JPMorgan ist aber wegen Spanien alarmiert: "Diese Ankündigungen sind aus zweierlei Gründen negativ", schrieb JPMorgan-Experte Cerezo. So habe es die Regierung versäumt, mehr Licht auf die realen Rekapitalisierungsbedürfnisse des Sektors für den Markt zu werfen. Es gebe zu viel Spielraum für Interpretationen, die sich als gefährlich herausstellen dürften im derzeitigen Umfeld, in dem große Sorgen um Staatsanleihen und die Zahlungsfähigkeit einiger Euroländer herrschten. "Unklar bleibt, ob das Minimum-Kapitallevel vor oder nach einem Stress-Szenario erforderlich werden soll und welches Niveau verlangt wird für Banken, deren Geschäft mit Geschäftskunden mehr als 20 Prozent der Vermögenswerte ausmacht." Dies nämlich sei bei den meisten der von JPMorgan bewerteten Banken der Fall. "Dieser Mangel an Details dürfte vom Markt negativ aufgenommen werden und die meisten spanischen Bankenwerte belasten."
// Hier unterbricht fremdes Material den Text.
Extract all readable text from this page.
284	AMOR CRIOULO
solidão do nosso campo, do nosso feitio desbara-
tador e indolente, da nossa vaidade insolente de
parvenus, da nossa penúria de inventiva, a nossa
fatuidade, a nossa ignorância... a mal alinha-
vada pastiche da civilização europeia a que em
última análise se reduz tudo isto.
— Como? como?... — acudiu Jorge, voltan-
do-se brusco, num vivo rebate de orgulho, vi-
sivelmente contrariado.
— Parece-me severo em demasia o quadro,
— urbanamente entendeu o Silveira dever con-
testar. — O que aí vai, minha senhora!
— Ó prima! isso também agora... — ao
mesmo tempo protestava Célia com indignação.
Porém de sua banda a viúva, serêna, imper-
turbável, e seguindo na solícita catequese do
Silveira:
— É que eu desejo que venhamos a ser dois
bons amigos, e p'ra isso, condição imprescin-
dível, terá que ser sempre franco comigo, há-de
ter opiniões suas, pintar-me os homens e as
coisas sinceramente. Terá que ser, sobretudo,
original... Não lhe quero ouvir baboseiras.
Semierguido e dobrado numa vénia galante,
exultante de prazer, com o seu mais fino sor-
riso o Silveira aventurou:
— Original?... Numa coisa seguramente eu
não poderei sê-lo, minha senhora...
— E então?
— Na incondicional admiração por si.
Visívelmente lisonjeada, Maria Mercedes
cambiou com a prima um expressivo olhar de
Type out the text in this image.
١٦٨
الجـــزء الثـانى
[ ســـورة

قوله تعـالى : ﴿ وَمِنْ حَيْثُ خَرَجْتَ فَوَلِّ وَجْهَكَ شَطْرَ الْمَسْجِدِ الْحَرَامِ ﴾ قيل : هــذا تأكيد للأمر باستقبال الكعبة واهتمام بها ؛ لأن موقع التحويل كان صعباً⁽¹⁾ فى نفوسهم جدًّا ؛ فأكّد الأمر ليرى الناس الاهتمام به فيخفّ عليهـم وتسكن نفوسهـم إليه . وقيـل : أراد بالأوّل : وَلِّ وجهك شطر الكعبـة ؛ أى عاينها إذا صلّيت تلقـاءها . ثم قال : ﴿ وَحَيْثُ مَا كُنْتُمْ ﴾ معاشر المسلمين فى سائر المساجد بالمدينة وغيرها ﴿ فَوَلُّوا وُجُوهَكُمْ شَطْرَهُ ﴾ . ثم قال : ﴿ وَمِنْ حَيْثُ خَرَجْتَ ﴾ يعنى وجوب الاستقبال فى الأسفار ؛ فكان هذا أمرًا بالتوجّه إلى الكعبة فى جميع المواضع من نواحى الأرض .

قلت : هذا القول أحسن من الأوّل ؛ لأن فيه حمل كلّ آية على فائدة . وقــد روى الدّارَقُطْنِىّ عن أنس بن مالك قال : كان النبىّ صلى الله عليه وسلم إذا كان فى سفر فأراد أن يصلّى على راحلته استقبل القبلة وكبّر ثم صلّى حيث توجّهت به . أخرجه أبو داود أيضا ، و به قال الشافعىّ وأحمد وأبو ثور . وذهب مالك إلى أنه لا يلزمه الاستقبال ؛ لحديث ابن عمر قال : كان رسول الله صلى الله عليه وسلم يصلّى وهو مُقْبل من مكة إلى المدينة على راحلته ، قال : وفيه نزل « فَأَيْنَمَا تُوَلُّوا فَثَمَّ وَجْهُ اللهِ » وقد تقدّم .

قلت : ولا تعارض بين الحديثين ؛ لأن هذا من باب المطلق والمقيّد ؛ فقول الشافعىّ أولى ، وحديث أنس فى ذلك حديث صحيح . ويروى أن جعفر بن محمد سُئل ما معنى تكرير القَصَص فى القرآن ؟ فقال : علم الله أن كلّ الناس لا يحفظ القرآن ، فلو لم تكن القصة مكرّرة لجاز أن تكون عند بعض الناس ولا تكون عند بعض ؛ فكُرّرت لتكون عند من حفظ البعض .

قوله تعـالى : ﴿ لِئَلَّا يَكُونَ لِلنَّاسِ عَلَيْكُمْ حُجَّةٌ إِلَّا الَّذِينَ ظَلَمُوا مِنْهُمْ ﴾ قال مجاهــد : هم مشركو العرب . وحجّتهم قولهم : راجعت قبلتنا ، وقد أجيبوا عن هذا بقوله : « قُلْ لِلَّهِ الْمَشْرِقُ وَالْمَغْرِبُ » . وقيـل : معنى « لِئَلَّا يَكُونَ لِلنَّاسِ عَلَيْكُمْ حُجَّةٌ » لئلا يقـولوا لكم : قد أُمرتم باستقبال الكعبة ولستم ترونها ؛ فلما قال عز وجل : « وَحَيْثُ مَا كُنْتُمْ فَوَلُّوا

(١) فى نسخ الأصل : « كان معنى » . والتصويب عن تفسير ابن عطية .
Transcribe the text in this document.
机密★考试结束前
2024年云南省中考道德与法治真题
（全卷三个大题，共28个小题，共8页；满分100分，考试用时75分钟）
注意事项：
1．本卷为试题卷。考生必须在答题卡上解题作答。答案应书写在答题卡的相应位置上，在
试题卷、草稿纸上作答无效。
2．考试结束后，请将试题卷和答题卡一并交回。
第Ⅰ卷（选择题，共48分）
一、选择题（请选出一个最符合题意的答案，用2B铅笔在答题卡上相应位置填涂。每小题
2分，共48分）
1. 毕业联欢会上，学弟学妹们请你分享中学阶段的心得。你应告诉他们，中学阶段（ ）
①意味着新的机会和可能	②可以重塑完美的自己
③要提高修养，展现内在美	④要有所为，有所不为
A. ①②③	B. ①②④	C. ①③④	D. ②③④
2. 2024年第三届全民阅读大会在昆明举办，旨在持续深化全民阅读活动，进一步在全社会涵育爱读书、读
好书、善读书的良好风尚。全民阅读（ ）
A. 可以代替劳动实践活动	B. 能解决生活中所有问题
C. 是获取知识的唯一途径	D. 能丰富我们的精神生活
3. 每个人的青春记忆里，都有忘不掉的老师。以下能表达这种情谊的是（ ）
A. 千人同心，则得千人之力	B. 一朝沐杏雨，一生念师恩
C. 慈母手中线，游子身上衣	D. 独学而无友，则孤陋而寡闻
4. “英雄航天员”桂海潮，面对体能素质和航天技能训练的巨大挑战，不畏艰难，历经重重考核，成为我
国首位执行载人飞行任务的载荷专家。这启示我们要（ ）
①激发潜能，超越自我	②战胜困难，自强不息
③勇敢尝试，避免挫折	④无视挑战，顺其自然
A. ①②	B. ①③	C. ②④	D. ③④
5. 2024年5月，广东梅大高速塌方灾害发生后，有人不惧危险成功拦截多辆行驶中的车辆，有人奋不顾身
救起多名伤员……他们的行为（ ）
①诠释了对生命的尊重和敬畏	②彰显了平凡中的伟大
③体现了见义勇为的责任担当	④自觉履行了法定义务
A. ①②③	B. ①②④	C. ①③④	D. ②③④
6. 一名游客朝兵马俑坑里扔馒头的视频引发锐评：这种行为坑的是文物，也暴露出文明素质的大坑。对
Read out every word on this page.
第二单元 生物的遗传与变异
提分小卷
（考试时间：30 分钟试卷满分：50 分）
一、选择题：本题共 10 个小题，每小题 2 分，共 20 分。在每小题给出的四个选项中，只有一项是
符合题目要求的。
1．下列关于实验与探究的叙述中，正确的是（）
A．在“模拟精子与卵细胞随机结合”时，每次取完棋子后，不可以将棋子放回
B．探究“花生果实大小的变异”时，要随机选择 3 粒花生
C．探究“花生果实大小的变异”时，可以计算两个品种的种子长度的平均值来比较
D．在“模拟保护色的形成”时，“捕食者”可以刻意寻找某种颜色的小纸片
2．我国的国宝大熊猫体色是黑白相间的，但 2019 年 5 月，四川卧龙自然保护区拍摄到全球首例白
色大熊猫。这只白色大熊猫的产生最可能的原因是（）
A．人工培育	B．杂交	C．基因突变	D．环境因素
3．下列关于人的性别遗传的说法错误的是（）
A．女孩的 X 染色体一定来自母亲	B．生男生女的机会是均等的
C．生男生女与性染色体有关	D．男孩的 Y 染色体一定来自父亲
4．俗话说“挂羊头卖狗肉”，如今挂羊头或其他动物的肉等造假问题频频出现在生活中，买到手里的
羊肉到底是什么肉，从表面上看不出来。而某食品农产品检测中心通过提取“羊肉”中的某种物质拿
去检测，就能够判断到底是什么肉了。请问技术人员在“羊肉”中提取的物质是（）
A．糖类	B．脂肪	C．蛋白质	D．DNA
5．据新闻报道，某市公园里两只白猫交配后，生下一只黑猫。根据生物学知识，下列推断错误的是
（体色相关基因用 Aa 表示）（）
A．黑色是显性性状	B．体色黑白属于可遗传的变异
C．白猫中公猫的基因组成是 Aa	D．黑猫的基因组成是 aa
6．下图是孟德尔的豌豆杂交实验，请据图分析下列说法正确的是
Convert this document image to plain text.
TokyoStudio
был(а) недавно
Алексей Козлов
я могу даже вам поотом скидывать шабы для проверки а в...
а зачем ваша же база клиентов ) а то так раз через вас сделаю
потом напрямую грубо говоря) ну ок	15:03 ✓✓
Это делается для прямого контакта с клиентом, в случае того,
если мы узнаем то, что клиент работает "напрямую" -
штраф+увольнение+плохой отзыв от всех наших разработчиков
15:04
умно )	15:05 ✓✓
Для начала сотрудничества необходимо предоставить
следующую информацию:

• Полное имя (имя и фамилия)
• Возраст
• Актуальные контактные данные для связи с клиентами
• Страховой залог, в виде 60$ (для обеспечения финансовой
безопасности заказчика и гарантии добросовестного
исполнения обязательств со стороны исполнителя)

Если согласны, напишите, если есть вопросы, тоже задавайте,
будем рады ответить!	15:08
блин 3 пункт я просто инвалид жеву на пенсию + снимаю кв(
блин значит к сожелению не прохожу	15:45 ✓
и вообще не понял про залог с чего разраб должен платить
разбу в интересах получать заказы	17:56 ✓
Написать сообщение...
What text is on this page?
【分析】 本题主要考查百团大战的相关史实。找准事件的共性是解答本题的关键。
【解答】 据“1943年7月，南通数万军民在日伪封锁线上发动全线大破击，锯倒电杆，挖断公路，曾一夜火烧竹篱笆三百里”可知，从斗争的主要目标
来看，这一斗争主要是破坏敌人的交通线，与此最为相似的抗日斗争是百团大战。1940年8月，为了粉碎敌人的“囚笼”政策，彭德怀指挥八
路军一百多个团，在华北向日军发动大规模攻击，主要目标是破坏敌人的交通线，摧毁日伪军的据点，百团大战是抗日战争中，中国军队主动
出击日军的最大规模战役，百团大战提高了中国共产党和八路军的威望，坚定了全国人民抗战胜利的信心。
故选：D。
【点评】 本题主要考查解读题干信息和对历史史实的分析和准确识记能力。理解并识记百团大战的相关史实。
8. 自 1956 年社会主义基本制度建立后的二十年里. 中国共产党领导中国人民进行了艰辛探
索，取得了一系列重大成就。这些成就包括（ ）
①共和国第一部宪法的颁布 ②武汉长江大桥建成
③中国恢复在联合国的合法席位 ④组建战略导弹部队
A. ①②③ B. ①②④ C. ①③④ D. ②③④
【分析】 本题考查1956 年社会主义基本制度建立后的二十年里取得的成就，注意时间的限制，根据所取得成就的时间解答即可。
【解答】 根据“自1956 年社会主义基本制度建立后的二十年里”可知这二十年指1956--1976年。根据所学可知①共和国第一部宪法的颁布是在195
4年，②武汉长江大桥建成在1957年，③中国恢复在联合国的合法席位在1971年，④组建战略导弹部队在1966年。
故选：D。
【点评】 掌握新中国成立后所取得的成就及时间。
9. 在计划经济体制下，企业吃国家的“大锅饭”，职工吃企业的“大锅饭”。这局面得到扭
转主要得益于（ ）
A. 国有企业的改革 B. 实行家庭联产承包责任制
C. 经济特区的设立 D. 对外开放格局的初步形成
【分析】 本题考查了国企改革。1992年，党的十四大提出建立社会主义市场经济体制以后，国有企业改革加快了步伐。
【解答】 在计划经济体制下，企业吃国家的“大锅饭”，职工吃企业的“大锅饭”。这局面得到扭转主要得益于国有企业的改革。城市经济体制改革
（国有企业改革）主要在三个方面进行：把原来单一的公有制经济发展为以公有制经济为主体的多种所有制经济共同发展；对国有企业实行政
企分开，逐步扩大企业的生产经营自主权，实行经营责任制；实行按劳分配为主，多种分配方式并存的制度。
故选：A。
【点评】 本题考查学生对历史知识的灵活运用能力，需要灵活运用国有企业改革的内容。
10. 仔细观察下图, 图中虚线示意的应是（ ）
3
"Markt glaubt nicht, dass das reicht"

Auch ein weiterer Börsianer, der zur spanischen Bankenschwäche Stellung nahm, meinte: "Ich denke, dass der Markt nicht daran glaubt, dass an erforderlichen Mitteln 20 Milliarden Euro für die dortigen Sparkassen ausreichen. Einige Broker gehen von 40 Milliarden Euro an Kapitalbedarf aus." Die Experten von Barclays kommentierten ebenfalls: "Die geschätzten 20 Milliarden Euro sehen wenig aus im Vergleich zu den kürzlichen Marktschätzungen von mindestens 30 Milliarden, Euro, unseren Schätzungen von 46 Milliarden und unserem Stresstest von 83 Milliarden Euro."